The “skills” and “work experience” that prisoners are coerced into learning will never be enough to overcome the fact that only 5% of black job applicants with criminal records get callbacks. The so-called “cost to taxpayers” of letting prisoners keep the wages they are owed is far outweighed by the wide variety of costs associated with perpetuating a permanent underclass of people who do not have the resources they need to survive.

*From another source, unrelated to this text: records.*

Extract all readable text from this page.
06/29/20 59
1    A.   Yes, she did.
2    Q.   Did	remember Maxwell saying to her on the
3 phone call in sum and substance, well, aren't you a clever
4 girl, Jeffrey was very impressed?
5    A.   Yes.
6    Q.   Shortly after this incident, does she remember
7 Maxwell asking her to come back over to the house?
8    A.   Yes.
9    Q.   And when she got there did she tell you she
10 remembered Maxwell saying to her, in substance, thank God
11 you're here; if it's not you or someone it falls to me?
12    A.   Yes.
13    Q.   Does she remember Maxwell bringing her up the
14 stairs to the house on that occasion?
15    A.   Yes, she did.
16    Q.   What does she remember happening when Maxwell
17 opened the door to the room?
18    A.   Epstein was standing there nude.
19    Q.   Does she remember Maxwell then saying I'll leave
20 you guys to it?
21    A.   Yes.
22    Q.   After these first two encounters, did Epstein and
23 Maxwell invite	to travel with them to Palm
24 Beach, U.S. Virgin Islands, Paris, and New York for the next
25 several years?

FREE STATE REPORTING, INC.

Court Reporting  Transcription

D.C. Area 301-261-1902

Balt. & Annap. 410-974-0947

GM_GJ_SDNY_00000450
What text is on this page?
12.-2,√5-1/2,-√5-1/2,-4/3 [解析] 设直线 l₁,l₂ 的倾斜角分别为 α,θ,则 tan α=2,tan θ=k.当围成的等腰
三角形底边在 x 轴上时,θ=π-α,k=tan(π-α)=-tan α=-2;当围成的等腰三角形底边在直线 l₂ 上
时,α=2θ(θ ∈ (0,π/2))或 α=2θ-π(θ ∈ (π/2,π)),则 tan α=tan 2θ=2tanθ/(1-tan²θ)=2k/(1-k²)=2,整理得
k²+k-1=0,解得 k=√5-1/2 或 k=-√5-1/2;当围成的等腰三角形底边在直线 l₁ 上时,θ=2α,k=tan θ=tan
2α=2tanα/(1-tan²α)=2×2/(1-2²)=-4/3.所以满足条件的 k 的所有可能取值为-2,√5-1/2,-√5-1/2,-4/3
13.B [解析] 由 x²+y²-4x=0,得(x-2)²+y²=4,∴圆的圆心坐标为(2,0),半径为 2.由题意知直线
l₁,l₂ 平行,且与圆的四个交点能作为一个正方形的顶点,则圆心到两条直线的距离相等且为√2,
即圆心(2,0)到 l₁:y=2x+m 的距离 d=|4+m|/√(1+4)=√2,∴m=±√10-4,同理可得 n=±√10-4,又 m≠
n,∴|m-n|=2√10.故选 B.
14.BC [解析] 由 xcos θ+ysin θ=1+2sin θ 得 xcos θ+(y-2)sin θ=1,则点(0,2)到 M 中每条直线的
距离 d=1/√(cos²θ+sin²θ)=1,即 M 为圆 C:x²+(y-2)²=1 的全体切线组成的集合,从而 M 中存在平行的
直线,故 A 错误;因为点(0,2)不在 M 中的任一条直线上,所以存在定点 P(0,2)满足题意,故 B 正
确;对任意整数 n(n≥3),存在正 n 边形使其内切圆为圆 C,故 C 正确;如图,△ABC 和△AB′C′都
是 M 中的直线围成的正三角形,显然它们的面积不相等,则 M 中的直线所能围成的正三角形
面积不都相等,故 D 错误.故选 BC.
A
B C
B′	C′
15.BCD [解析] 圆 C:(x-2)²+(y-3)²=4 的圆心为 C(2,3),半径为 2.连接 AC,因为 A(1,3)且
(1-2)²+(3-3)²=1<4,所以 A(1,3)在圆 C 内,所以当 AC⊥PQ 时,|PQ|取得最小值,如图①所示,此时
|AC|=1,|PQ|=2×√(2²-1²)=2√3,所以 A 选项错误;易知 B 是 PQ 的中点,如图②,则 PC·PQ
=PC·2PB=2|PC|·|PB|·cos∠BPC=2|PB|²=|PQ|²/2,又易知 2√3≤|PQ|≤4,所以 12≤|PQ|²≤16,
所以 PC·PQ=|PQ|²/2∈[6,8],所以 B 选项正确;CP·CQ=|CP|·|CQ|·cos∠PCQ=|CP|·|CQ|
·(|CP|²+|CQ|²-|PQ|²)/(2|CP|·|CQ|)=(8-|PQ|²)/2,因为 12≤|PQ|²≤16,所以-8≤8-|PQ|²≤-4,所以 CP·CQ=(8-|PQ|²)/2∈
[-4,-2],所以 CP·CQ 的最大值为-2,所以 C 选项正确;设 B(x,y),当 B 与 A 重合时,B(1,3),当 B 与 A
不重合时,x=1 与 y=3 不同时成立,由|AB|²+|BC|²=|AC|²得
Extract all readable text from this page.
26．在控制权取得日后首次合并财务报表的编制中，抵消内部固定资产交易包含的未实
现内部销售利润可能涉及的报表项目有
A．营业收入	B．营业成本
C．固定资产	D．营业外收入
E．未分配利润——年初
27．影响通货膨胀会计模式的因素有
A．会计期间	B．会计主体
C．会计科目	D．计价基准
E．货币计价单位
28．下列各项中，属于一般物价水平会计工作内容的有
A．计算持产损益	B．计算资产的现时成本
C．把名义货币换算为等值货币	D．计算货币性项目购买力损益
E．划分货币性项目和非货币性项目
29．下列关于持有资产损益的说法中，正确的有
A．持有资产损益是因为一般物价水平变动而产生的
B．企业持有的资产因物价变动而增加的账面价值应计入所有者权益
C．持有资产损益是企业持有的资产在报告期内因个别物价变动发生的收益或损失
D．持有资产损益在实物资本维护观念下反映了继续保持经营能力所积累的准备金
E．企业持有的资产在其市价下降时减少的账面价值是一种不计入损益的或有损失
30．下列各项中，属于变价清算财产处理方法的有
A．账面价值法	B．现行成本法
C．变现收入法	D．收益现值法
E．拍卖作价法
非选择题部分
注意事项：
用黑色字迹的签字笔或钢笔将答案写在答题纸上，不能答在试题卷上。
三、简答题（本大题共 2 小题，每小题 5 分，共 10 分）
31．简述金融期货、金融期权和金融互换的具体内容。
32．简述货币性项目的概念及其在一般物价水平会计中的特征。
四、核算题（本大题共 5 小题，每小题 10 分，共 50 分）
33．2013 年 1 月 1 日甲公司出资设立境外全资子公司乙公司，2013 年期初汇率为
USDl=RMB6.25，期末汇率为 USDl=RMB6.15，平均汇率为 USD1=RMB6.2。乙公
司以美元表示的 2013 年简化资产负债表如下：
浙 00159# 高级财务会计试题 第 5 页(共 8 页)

The institutions buying goods produced by prison slavery aren’t even saving money; even though incarcerated workers are paid wages 14 times lower than those of non-prisoner furniture workers, the furniture produced in Virginia’s prisons is sold at market prices.

 

What newly-released prisoners need in order to overcome their precarious economic situation is the savings they have earned through their labor, not intangible skills like the “concept of teamwork”. That is why we are calling on the Virginia General Assembly to pass legislation that ends wage garnishment and reclassifies prison “slaves” as “employees”.  This would give incarcerated workers basic protections like the right to organize, the enforcement of workplace safety standards, sick leave, and overtime pay. It would also mean that incarcerated workers have a better chance of a decent life once they are released from prison. Considering the racist, unjust, and inhumane characteristics of our criminal justice and corrections systems, this is the least we can do.

 

By signing this petition, you are helping us end modern slavery. Add your name to tell Virginia’s General Assembly that incarcerated workers must receive their full wages and their rightful legal status as employees.